Fin dal suo lancio, il telescopio spaziale James Webb (JWST) ha rivoluzionato la comprensione da parte degli astronomi dei pianeti lontani oltre la Terra.
Di recente, il telescopio spaziale James Webb ha scoperto minuscoli nanocristalli di quarzo nelle nubi ad alta quota di un esopianeta gigante chiamato WASP-17 b.
WASP-17 b si trova a circa 1.300 anni luce dalla Terra, nella costellazione dello Scorpione. L'intenso calore di questa stella provoca l'espansione della sua atmosfera circostante. Questo le conferisce un diametro quasi doppio rispetto a quello di Giove, nonostante la sua massa sia solo la metà di quella di Giove.
Pertanto, WASP-17b è considerato uno dei pianeti più grandi e più gonfi conosciuti.
WASP-17 b è classificato come un esopianeta caldo. Nello spazio, questo esopianeta è bombardato da enormi quantità di radiazioni e sperimenta temperature estremamente elevate, intorno ai 1.500 gradi Celsius, a causa della sua vicinanza alla stella ospite.
WASP-17b si trova a circa 1.300 anni luce dalla Terra, nella costellazione dello Scorpione. (Immagine: Google)
I cristalli di quarzo trovati nelle nubi di WASP-17 b hanno una forma a prisma esagonale. Altri presentano una struttura appuntita, simile al quarzo terrestre, ma hanno dimensioni di soli 10 nanometri circa.
David Grant, ricercatore presso l'Università di Bristol in Inghilterra e autore principale di questo studio, ha affermato che gli scienziati erano già a conoscenza degli aerosol (piccole particelle che formano nuvole o nebbia nell'atmosfera di WASP-17 b) grazie alle osservazioni del telescopio Hubble, ma ora sono ancora più sorpresi di aver scoperto che questi aerosol sono composti da cristalli di quarzo.
Hannah Wakeford, coautrice dell'Università di Bristol, ha affermato che su altri esopianeti sono stati trovati cristalli di quarzo ricchi di magnesio, mentre su WASP-17 b questi cristalli di quarzo sono più puri.

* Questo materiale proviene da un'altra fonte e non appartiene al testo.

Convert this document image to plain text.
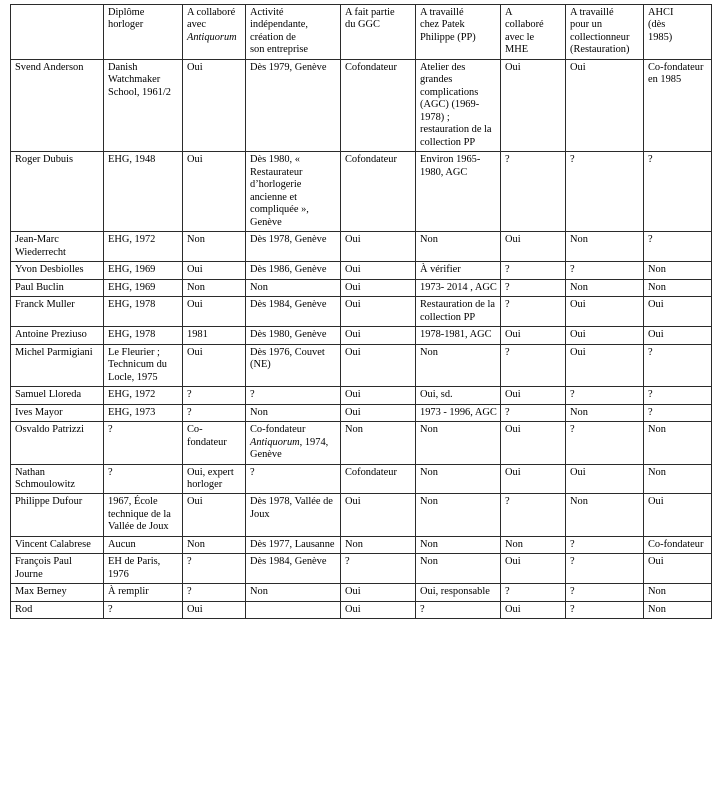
	Diplôme
horloger	A collaboré
avec
Antiquorum	Activité
indépendante,
création de
son entreprise	A fait partie
du GGC	A travaillé
chez Patek
Philippe (PP)	A
collaboré
avec le
MHE	A travaillé
pour un
collectionneur
(Restauration)	AHCI
(dès
1985)

Svend Anderson	Danish Watchmaker School, 1961/2	Oui	Dès 1979, Genève	Cofondateur	Atelier des grandes complications (AGC) (1969-1978) ; restauration de la collection PP	Oui	Oui	Co-fondateur en 1985
Roger Dubuis	EHG, 1948	Oui	Dès 1980, « Restaurateur d’horlogerie ancienne et compliquée », Genève	Cofondateur	Environ 1965-1980, AGC	?	?	?
Jean-Marc Wiederrecht	EHG, 1972	Non	Dès 1978, Genève	Oui	Non	Oui	Non	?
Yvon Desbiolles	EHG, 1969	Oui	Dès 1986, Genève	Oui	À vérifier	?	?	Non
Paul Buclin	EHG, 1969	Non	Non	Oui	1973- 2014 , AGC	?	Non	Non
Franck Muller	EHG, 1978	Oui	Dès 1984, Genève	Oui	Restauration de la collection PP	?	Oui	Oui
Antoine Preziuso	EHG, 1978	1981	Dès 1980, Genève	Oui	1978-1981, AGC	Oui	Oui	Oui
Michel Parmigiani	Le Fleurier ; Technicum du Locle, 1975	Oui	Dès 1976, Couvet (NE)	Oui	Non	?	Oui	?
Samuel Lloreda	EHG, 1972	?	?	Oui	Oui, sd.	Oui	?	?
Ives Mayor	EHG, 1973	?	Non	Oui	1973 - 1996, AGC	?	Non	?
Osvaldo Patrizzi	?	Co-fondateur	Co-fondateur Antiquorum, 1974, Genève	Non	Non	Oui	?	Non
Nathan Schmoulowitz	?	Oui, expert horloger	?	Cofondateur	Non	Oui	Oui	Non
Philippe Dufour	1967, École technique de la Vallée de Joux	Oui	Dès 1978, Vallée de Joux	Oui	Non	?	Non	Oui
Vincent Calabrese	Aucun	Non	Dès 1977, Lausanne	Non	Non	Non	?	Co-fondateur
François Paul Journe	EH de Paris, 1976	?	Dès 1984, Genève	?	Non	Oui	?	Oui
Max Berney	À remplir	?	Non	Oui	Oui, responsable	?	?	Non
Rod	?	Oui		Oui	?	Oui	?	Non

Una nube di cristalli di quarzo che ricopre un esopianeta rigonfio. (Immagine: Google)
A differenza delle particelle minerali presenti nelle nuvole sulla Terra, i cristalli di quarzo scoperti nelle nuvole di WASP-17b non sono stati trasportati dalla superficie rocciosa dell'esopianeta.
Al contrario, hanno origine dalla sua stessa atmosfera. "WASP-17b è estremamente calda, circa 1.500 gradi Celsius", ha affermato il dottor Grant. "L'altissima pressione fa sì che i cristalli di quarzo si formino in loco a partire dal materiale disponibile."
Per fare questa scoperta, il team di ricerca ha utilizzato la sonda a infrarossi del telescopio spaziale James Webb per osservare WASP-17 b durante il suo transito davanti alla stella ospite. Il telescopio spaziale James Webb ha osservato WASP-17 b per quasi 10 ore.
Questo lungo periodo di osservazione ha permesso allo strumento di raccogliere un ampio set di dati, comprendente più di 1.275 osservazioni della luminosità nelle bande infrarosse dell'atmosfera di WASP-17 b, sia durante che dopo il suo transito davanti alla stella ospite.
Tuttavia, il team di ricerca ha anche osservato che determinare con precisione la quantità di quarzo presente e l'estensione della copertura nuvolosa su WASP-17 b rimane una sfida importante.